= Deco Drive =

American television show

Deco Drive is a daily live celebrity gossip and entertainment news magazine style program featuring reports on trends and celebrities in South Florida.

It has aired continuously since January 8, 1996 on WSVN-TV in Miami, Florida, and has also been carried on WSVN's sister stations in Boston via their common ownership with Sunbeam Television.

The program is hosted by Lynn Martinez and Shireen Sandoval, with Alex Miranda providing live reports.

== History ==
On the date of WSVN's network affiliation change from NBC to Fox in 1989, the station debuted the locally produced news magazine program Inside Story. The program gradually shifted from news into an entertainment-based format, and was renamed 7:30 in 1994. After its time slot was moved to follow WSVN's evening newscast, 7:30 changed its title to Deco Drive (a reference to the Miami Beach Art Deco District and South Beach's Ocean Drive) in 1996.

Deco Drive officially premiered on WSVN in Miami and WHDH in Boston on January 8, 1996. However, the show was cancelled in Boston after six months.
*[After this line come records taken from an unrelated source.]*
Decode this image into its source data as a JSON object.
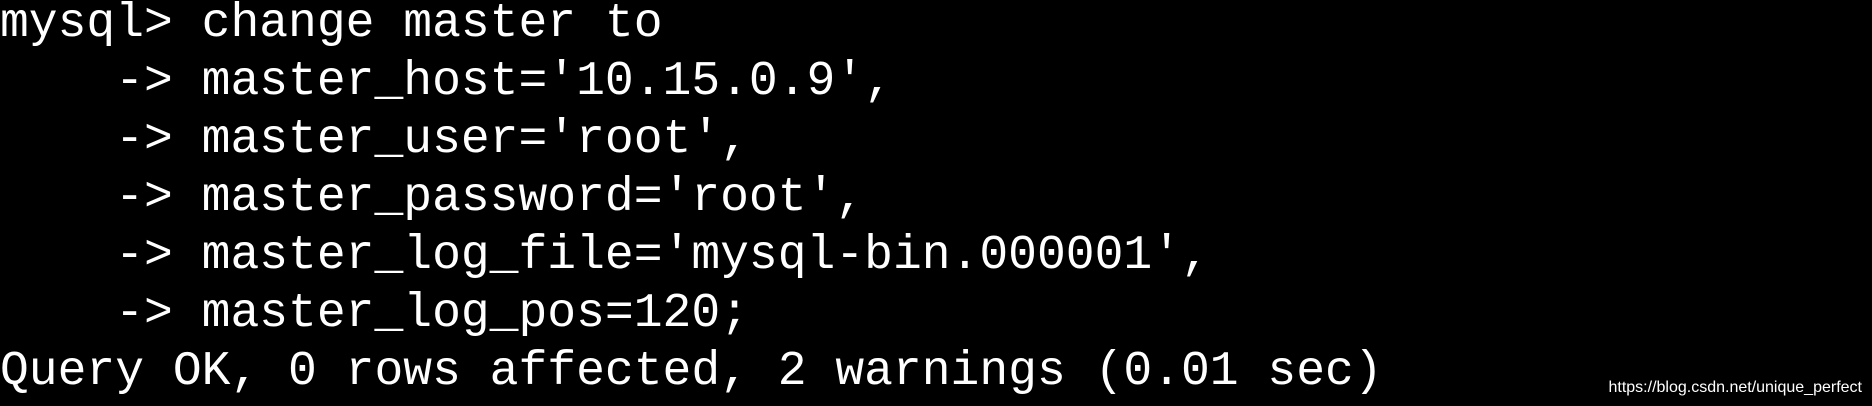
{
  "terminal": {
    "lines": [
      "mysql> change master to",
      "    -> master_host='10.15.0.9',",
      "    -> master_user='root',",
      "    -> master_password='root',",
      "    -> master_log_file='mysql-bin.000001',",
      "    -> master_log_pos=120;",
      "Query OK, 0 rows affected, 2 warnings (0.01 sec)"
    ]
  },
  "watermark": "https://blog.csdn.net/unique_perfect",
  "colors": {
    "background": "#000000",
    "text": "#ffffff"
  }
}
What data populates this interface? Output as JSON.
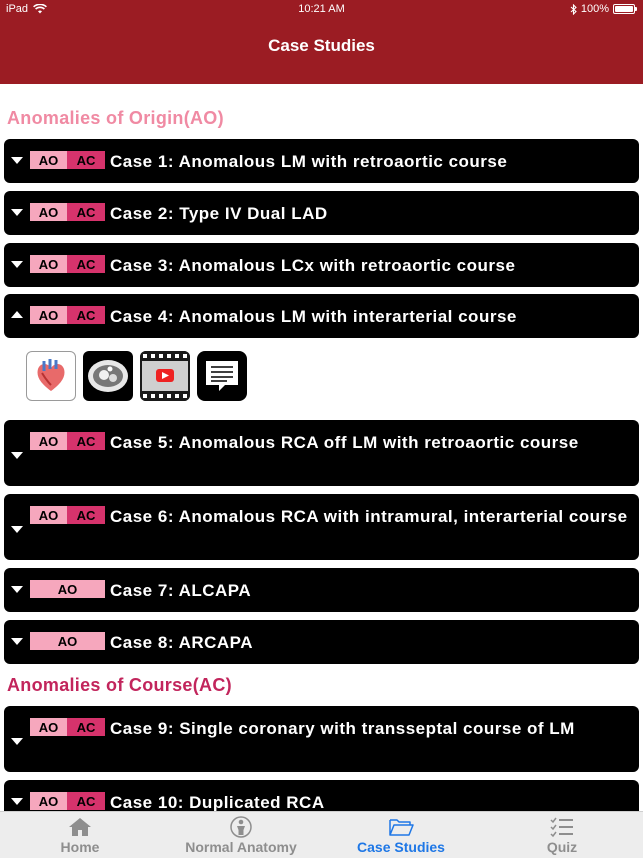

During its first month in Miami, Deco Drive scored a Nielsen rating of 5.8, or nine percent of all local televisions turned on at that time.

Deco Drive was initially positioned as a competitor to the nationally syndicated Entertainment Tonight, Extra and Access Hollywood, but was quickly changed to feature a heavier focus on Miami after its initial poor reception in the Boston market.

In April 2015, Deco Drive returned anew to Boston, now carried by WLVI, a sister CW affiliate to WHDH bought by Sunbeam in 2007.